EGLEE: You just don’t have to worry about the bureaucracy of language and stuff like that, which is enormously freeing. My rule there when dealing with standards and practices, was always to be subversive. If they’re going to make me change something, I’m going to make it even worse than what it was. Kurt Sutter is the same way, by the way. We’ll make them pay. We don’t have to do any of that.
And really, to sort of end that line of questioning. Marshall McLuhan is right, the medium does shape the content and I don’t think we even know how new media is going to impact the content. I’m anxious to find out and to learn.
Tell me a bit about your day to day involvement was on this. How much were you on the set? What kind of notes did you provide? What were the elements that you really brought in for this new season?

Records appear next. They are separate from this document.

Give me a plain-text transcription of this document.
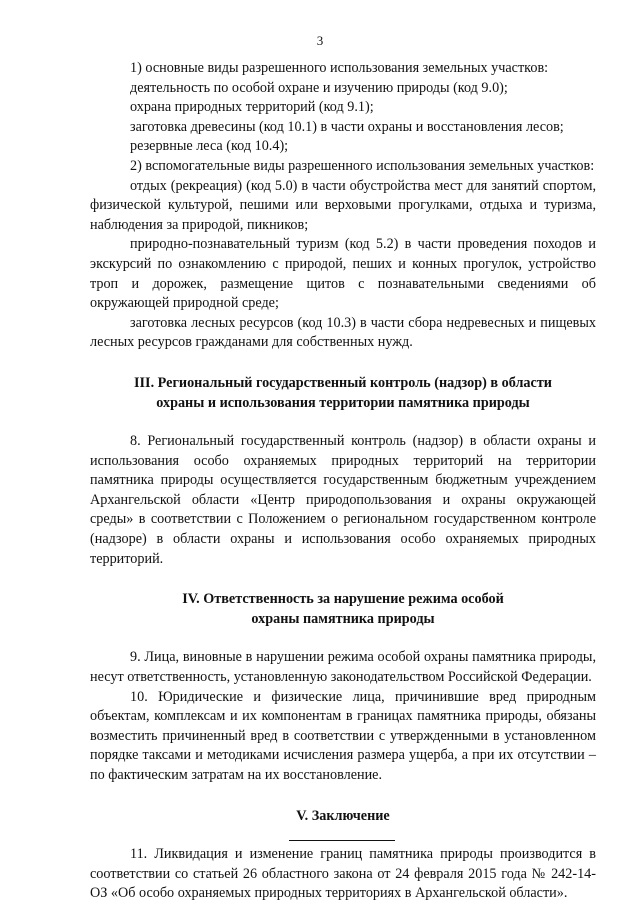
3

1) основные виды разрешенного использования земельных участков:

деятельность по особой охране и изучению природы (код 9.0);

охрана природных территорий (код 9.1);

заготовка древесины (код 10.1) в части охраны и восстановления лесов;

резервные леса (код 10.4);

2) вспомогательные виды разрешенного использования земельных участков:

отдых (рекреация) (код 5.0) в части обустройства мест для занятий спортом, физической культурой, пешими или верховыми прогулками, отдыха и туризма, наблюдения за природой, пикников;

природно-познавательный туризм (код 5.2) в части проведения походов и экскурсий по ознакомлению с природой, пеших и конных прогулок, устройство троп и дорожек, размещение щитов с познавательными сведениями об окружающей природной среде;

заготовка лесных ресурсов (код 10.3) в части сбора недревесных и пищевых лесных ресурсов гражданами для собственных нужд.

III. Региональный государственный контроль (надзор) в области
охраны и использования территории памятника природы

8. Региональный государственный контроль (надзор) в области охраны и использования особо охраняемых природных территорий на территории памятника природы осуществляется государственным бюджетным учреждением Архангельской области «Центр природопользования и охраны окружающей среды» в соответствии с Положением о региональном государственном контроле (надзоре) в области охраны и использования особо охраняемых природных территорий.

IV. Ответственность за нарушение режима особой
охраны памятника природы

9. Лица, виновные в нарушении режима особой охраны памятника природы, несут ответственность, установленную законодательством Российской Федерации.

10. Юридические и физические лица, причинившие вред природным объектам, комплексам и их компонентам в границах памятника природы, обязаны возместить причиненный вред в соответствии с утвержденными в установленном порядке таксами и методиками исчисления размера ущерба, а при их отсутствии – по фактическим затратам на их восстановление.

V. Заключение

11. Ликвидация и изменение границ памятника природы производится в соответствии со статьей 26 областного закона от 24 февраля 2015 года № 242-14-ОЗ «Об особо охраняемых природных территориях в Архангельской области».
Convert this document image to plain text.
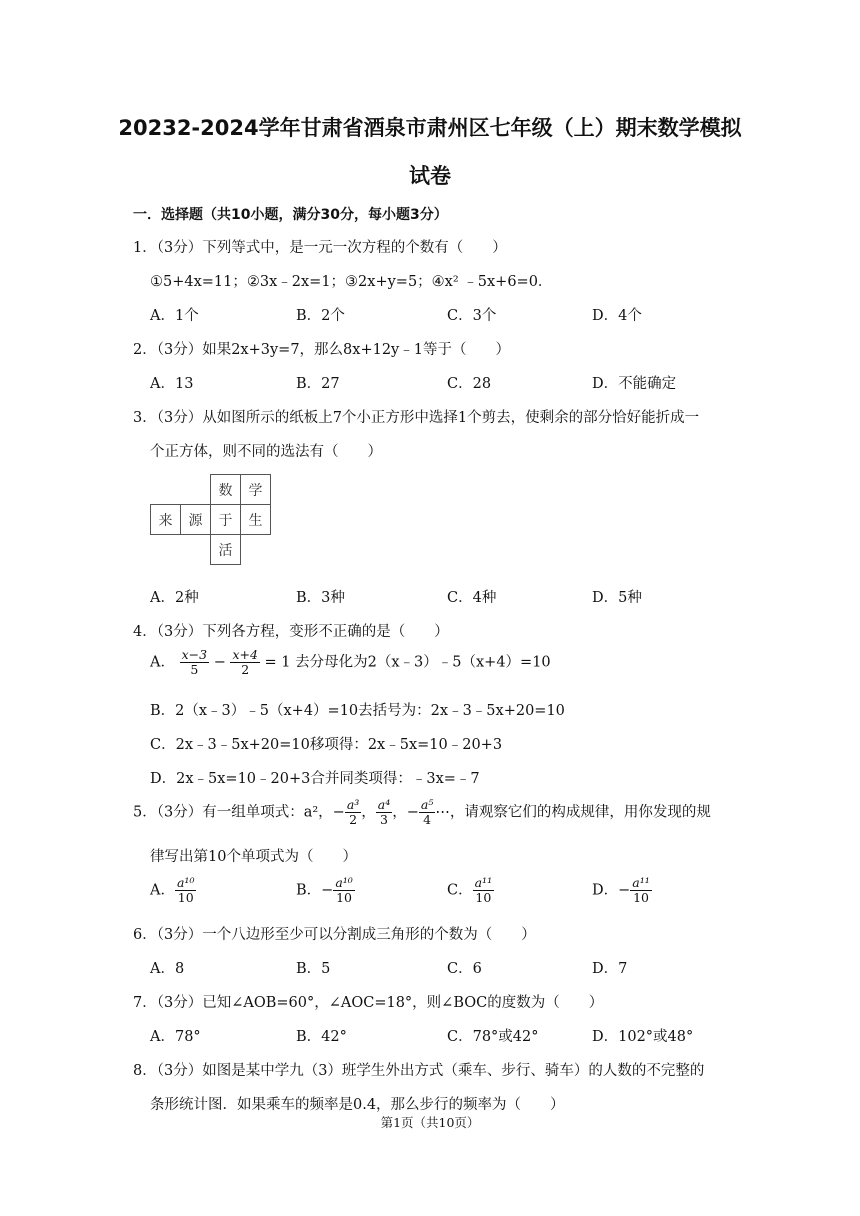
20232-2024学年甘肃省酒泉市肃州区七年级（上）期末数学模拟
试卷
一．选择题（共10小题，满分30分，每小题3分）
1．（3分）下列等式中，是一元一次方程的个数有（　　）
①5+4x=11；②3x﹣2x=1；③2x+y=5；④x² ﹣5x+6=0．
A．1个	B．2个	C．3个	D．4个
2．（3分）如果2x+3y=7，那么8x+12y﹣1等于（　　）
A．13	B．27	C．28	D．不能确定
3．（3分）从如图所示的纸板上7个小正方形中选择1个剪去，使剩余的部分恰好能折成一
个正方体，则不同的选法有（　　）
		数	学
来	源	于	生
		活	
A．2种	B．3种	C．4种	D．5种
4．（3分）下列各方程，变形不正确的是（　　）
A． $\frac{x-3}{5} - \frac{x+4}{2} = 1$ 去分母化为2（x﹣3）﹣5（x+4）=10
B．2（x﹣3）﹣5（x+4）=10去括号为：2x﹣3﹣5x+20=10
C．2x﹣3﹣5x+20=10移项得：2x﹣5x=10﹣20+3
D．2x﹣5x=10﹣20+3合并同类项得：﹣3x=﹣7
5．（3分）有一组单项式：a²，− $\frac{\text{a³}}{2}$ ， $\frac{\text{a⁴}}{3}$ ，− $\frac{\text{a⁵}}{4}$ ⋯，请观察它们的构成规律，用你发现的规
律写出第10个单项式为（　　）
A． $\frac{\text{a¹⁰}}{10}$	B．− $\frac{\text{a¹⁰}}{10}$	C． $\frac{\text{a¹¹}}{10}$	D．− $\frac{\text{a¹¹}}{10}$
6．（3分）一个八边形至少可以分割成三角形的个数为（　　）
A．8	B．5	C．6	D．7
7．（3分）已知∠AOB=60°，∠AOC=18°，则∠BOC的度数为（　　）
A．78°	B．42°	C．78°或42°	D．102°或48°
8．（3分）如图是某中学九（3）班学生外出方式（乘车、步行、骑车）的人数的不完整的
条形统计图．如果乘车的频率是0.4，那么步行的频率为（　　）
第1页（共10页）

EGLEE: This is the fourth show I’ve done that was shot at a distant location and it’s never ideal. Every time that happens there ends up being a sort of neo-colonialist mentality of you know, on the set its like them back there. It’s like being on a plantation and going, “Well London says…” You’re the East India Company. Because you can’t be there, there’s a lot of opportunity for miscommunication. First and foremost my responsibility is to make sure the scripts are good and to be in the writers room. That means that I’m there breaking all the stories with the other writers and I’m there reading and giving notes. Usually in my universe I take a pass at all the scripts as well, just to make a consistent voice through it.
So the early part of the season I was up there for less than I wanted to be and less than I should have been – new show, new actors that didn’t know me. I wish I had been there more. Once I knew that we were okay script wise and were in good shape, I went up there and I stayed full time. I would have been up there earlier, but my wife got very ill so I stayed here longer than I anticipated to make sure she was ok. Then I moved up there for the last third of the season and was involved in all the production of it. Then I was heavily involved in post-production of all the episodes in the editing room for all of it. Because by my lights, the editing room is sort of your last chance to re-write the episode. The editing room, for me, is a writing function as much as anything else. In a perfect world we would be writing and producing the show in the same place so I could walk down to the stage and watch rehearsal and come back up to the writers room. It wasn’t ideal, but it worked and I’m proud of the results.